If you think a data breach somewhere else won’t affect you,

THINK AGAIN.

Data breaches are an extraordinary threat to healthcare and patient safety, regardless of where they occur.

The breaches suffered by any organization impact healthcare because the algorithms currently used for patient matching rely on the same data that’s targeted in a breach. The consequences for patient safety and the exchange of electronic health records are frightening.

When a breach occurs, the information is sold and resold, and streams into EHR systems in the form of synthetic identities and fraud. Synthetics are created out of thin air by pairing a valid Social Security number with false name and address – or any combination of the information used today for patient matching. The existence of a synthetic identity anywhere in the nation’s health system means the information used for record exchange is shared; destroying the integrity of nationwide exchange and placing patients at great risk.

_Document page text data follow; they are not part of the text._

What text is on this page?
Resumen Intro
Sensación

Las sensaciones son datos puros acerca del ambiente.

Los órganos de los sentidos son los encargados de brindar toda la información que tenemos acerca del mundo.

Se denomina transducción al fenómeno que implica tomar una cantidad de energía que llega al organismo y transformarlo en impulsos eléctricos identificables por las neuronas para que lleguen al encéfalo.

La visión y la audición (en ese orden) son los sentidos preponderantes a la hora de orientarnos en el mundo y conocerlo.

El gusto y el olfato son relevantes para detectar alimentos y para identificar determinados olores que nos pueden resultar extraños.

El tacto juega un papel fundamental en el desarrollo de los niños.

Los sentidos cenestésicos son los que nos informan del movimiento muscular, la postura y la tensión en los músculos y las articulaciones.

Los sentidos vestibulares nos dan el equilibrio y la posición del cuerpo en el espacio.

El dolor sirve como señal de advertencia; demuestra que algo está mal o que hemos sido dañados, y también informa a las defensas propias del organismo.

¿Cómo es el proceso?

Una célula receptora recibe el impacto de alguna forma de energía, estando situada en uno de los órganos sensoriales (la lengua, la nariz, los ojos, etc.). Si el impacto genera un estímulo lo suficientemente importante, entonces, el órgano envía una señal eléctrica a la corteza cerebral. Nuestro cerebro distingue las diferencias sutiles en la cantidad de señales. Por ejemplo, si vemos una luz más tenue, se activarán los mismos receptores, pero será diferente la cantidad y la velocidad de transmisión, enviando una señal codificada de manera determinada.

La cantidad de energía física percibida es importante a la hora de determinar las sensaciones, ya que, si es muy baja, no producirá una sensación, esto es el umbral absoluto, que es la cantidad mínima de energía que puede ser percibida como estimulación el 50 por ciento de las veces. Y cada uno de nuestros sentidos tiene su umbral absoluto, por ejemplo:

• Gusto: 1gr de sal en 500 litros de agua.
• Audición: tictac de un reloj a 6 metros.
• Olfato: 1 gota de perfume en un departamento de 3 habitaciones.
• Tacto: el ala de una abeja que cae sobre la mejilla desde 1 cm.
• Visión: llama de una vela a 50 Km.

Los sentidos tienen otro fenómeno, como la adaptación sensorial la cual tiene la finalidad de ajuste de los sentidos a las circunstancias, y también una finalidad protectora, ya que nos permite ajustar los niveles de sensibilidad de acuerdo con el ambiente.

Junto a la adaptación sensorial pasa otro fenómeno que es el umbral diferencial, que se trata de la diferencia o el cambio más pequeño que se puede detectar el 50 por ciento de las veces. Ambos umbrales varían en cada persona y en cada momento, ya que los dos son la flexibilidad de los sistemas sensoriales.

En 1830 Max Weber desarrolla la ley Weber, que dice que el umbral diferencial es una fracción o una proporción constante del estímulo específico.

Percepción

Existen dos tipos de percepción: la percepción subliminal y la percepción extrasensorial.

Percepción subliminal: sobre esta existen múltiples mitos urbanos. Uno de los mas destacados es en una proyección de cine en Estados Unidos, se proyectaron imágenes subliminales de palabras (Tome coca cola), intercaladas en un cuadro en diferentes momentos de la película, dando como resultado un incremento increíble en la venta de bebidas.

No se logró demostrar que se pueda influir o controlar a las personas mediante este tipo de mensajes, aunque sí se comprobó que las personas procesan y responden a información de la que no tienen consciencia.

Drug seekers, criminals, individuals without insurance, undocumented immigrants and others use synthetic identities to receive care. They may never come back, but their health record – containing the identifying information they’ve ‘borrowed’ from another patient – never leaves.

Those who do return won’t use the identity they presented before. They’ll build a new identity to obtain narcotics or commit fraud, creating a new medical record with phony information. Existing patient verification and matching processes cannot stop them.

Today an estimated 40 million Social Security numbers are used by more than one person, leaving patients with a one in seven chance that their number is shared. The personal information of nearly every consumer has been compromised in breaches. Unimaginable zero day threats exist that will undermine the goals of EHR exchange.

The unique patient identifier solves the threats to patient matching and safety from data breaches that happen anywhere. Through a standardized identification process the UPI prevents the use of synthetics and multiple identities across any provider, ensuring correct and secure nationwide exchange of EHRs and protecting patients.